For agents that talk to Mnemosyne, the convention is a long-lived team JWT
minted from Mnemosyne's admin UI and pasted into the agent project's
`fastagent.secrets.yaml`:
```yaml
mcp:
servers:
mnemosyne:
transport: http
url: https://mnemosyne.example.com/mcp/
headers:
Authorization: "Bearer eyJ…team-jwt…"
```
See
[`mnemosyne/docs/DAEDALUS_PALLAS_INTEGRATION_v1.md`](https://git.helu.ca/r/mnemosyne/src/branch/main/docs/DAEDALUS_PALLAS_INTEGRATION_v1.md)

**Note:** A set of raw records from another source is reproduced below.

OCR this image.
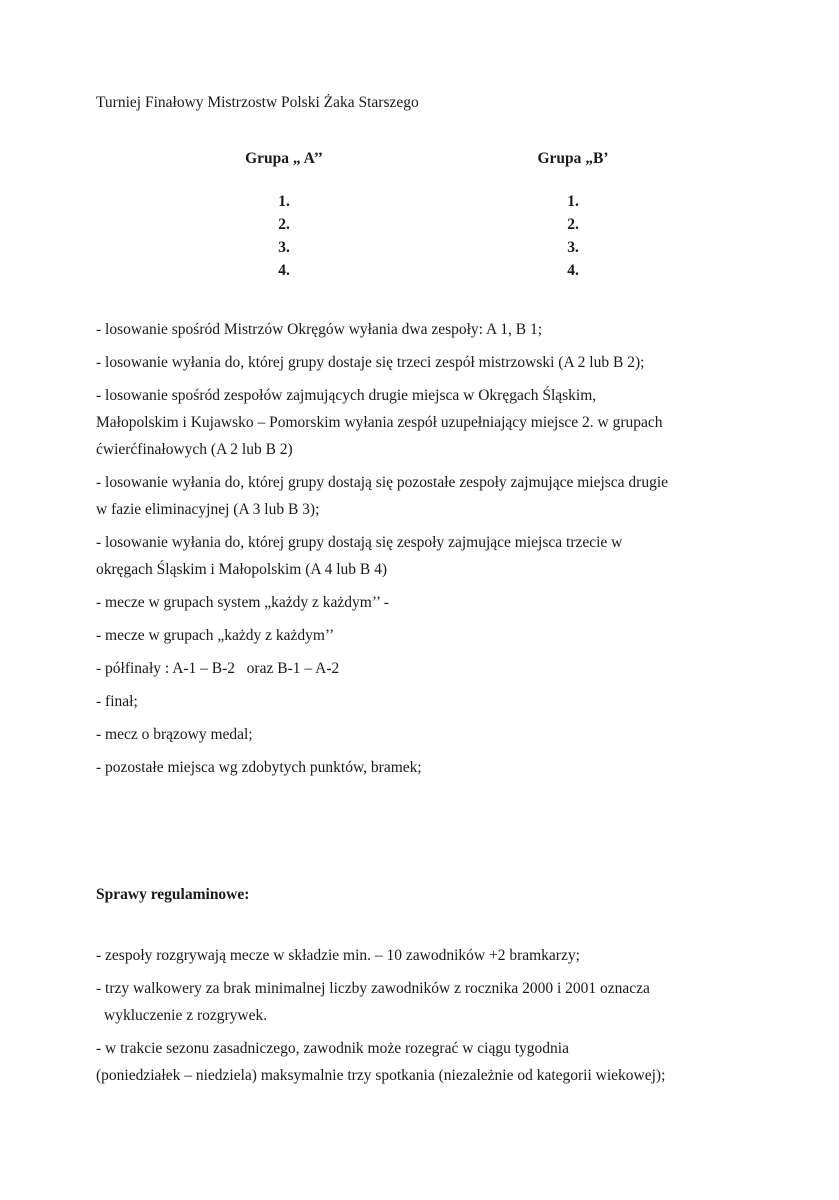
Turniej Finałowy Mistrzostw Polski Żaka Starszego
Grupa „ A’’
1.
2.
3.
4.
Grupa „B’
1.
2.
3.
4.
- losowanie spośród Mistrzów Okręgów wyłania dwa zespoły: A 1, B 1;
- losowanie wyłania do, której grupy dostaje się trzeci zespół mistrzowski (A 2 lub B 2);
- losowanie spośród zespołów zajmujących drugie miejsca w Okręgach Śląskim,
Małopolskim i Kujawsko – Pomorskim wyłania zespół uzupełniający miejsce 2. w grupach
ćwierćfinałowych (A 2 lub B 2)
- losowanie wyłania do, której grupy dostają się pozostałe zespoły zajmujące miejsca drugie
w fazie eliminacyjnej (A 3 lub B 3);
- losowanie wyłania do, której grupy dostają się zespoły zajmujące miejsca trzecie w
okręgach Śląskim i Małopolskim (A 4 lub B 4)
- mecze w grupach system „każdy z każdym’’ -
- mecze w grupach „każdy z każdym’’
- półfinały : A-1 – B-2   oraz B-1 – A-2
- finał;
- mecz o brązowy medal;
- pozostałe miejsca wg zdobytych punktów, bramek;
Sprawy regulaminowe:
- zespoły rozgrywają mecze w składzie min. – 10 zawodników +2 bramkarzy;
- trzy walkowery za brak minimalnej liczby zawodników z rocznika 2000 i 2001 oznacza
wykluczenie z rozgrywek.
- w trakcie sezonu zasadniczego, zawodnik może rozegrać w ciągu tygodnia
(poniedziałek – niedziela) maksymalnie trzy spotkania (niezależnie od kategorii wiekowej);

for the three credential types Mnemosyne recognises, how team JWTs are
minted and rotated, and the data model that ties a team to a set of
libraries.
> Earlier versions of Pallas shipped a `forward_inbound_auth: true`
> mechanism that captured the per-turn `Authorization` header and
> propagated it to opted-in downstream servers. That mechanism has been
> retired — opt-in flags in old `fastagent.config.yaml` files are now
> silently ignored and can be removed at your convenience.